A Singapore shipowner will now have to pay the bulk of a compensation claim arising from a 2013 collision in South Korea after it failed to have the claim against it struck out at the High Court in London.

Golden Lucky, which owns the 44,000-dwt chemical carrier Maritime Maisie (built 2003), had sought to wipe out a $31.2m claim from Gravity Maritime, the owner of the 7,500-ceu car carrier Gravity Highway (built 2014).

The two vessels collided while the car carrier was undergoing sea trials at shipbuilder Hyundai Mipo Dockyard (HMD).

The tanker caught fire and the other vessel suffered severe bow damage.

A consent order was made in 2017 in which the parties agreed that the Gravity Highway, managed by Ray Car Carriers, bore one third of the liability for the collision. The Maritime Maisie, managed by Glory Ship Management in Singapore, would shoulder the rest.

London's Quadrant Chambers said on its website that the Maritime Maisie owner, for whom it was acting, later served a document containing 155 requests for further information concerning the claim it had to pay.

'Inadequate response'

Golden Lucky alleged the response it received was inadequate and sought to kick the case out.

The judgment reveals Golden Lucky said there had not been a proper clarification of man-hours spent on repairs.

The case was tricky because the cost of the repair work had to be separated from the normal yard work required to complete the vessel at HMD.

The yard's insurers had appointed loss adjuster Modern Marine Surveyors & Adjusters to do this.

Golden Lucky questioned the method Modern used, however.

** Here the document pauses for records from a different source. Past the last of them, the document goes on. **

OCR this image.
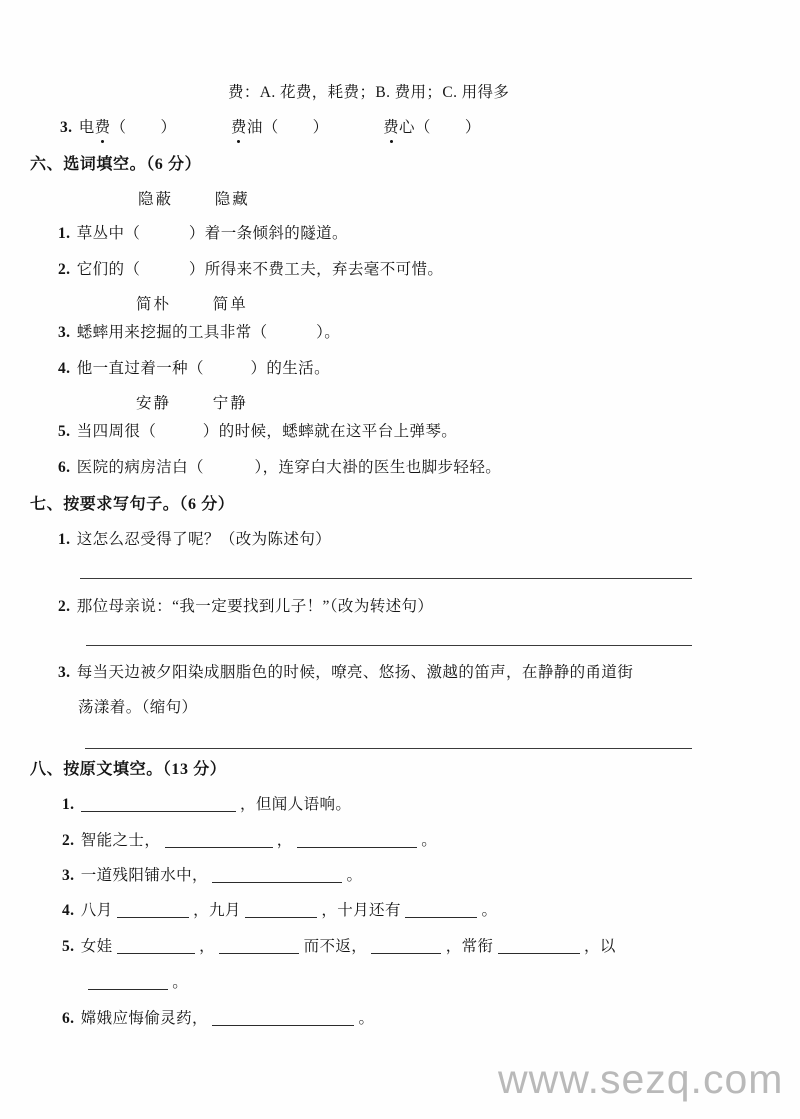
费：A. 花费，耗费；B. 费用；C. 用得多
3. 电费（ ）	费油（ ）	费心（ ）
六、选词填空。（6 分）
隐蔽	隐藏
1. 草丛中（	）着一条倾斜的隧道。
2. 它们的（	）所得来不费工夫，弃去毫不可惜。
简朴	简单
3. 蟋蟀用来挖掘的工具非常（	）。
4. 他一直过着一种（	）的生活。
安静	宁静
5. 当四周很（	）的时候，蟋蟀就在这平台上弹琴。
6. 医院的病房洁白（	），连穿白大褂的医生也脚步轻轻。
七、按要求写句子。（6 分）
1. 这怎么忍受得了呢？（改为陈述句）
2. 那位母亲说：“我一定要找到儿子！”（改为转述句）
3. 每当天边被夕阳染成胭脂色的时候，嘹亮、悠扬、激越的笛声，在静静的甬道街
荡漾着。（缩句）
八、按原文填空。（13 分）
1.	，但闻人语响。
2. 智能之士，	，	。
3. 一道残阳铺水中，	。
4. 八月	，九月	，十月还有	。
5. 女娃	，	而不返，	，常衔	，以
。
6. 嫦娥应悔偷灵药，	。
www.sezq.com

Gravity Maritime said there was no failure to answer the questions, and that their case was clear.

They produced all of HMD's daily work sheets and photographs taken on almost every day of the repair work, Justice Sir Christopher Butcher said.

Hours adjusted down

"Furthermore, they undertook a further, new, exercise of adding up all the hours shown in the daily work reports, grouped according to the work department headings used in the daily work reports," he added.

Modern had adjusted the yard's claimed hours down from 276,000 to 251,000.

Butcher ruled the response was not "plainly incomplete or insufficient" and said it provided a response to all the queries posed.

The accident stirred controversy when the tanker was left for nearly four months in the Sea of Japan following the collision off Busan, with neither Japan nor South Korea seemingly prepared to offer the fire-ravaged ship a place of refuge.

The tanker was carrying a highly hazardous and toxic cargo, which TradeWinds understands to have been acrylonitrile, and this was the reason behind coastal states' reluctance to shelter it.

A Hong Kong Maritime Administration report did not blame coastal states for delays in offering shelter to the ship, however.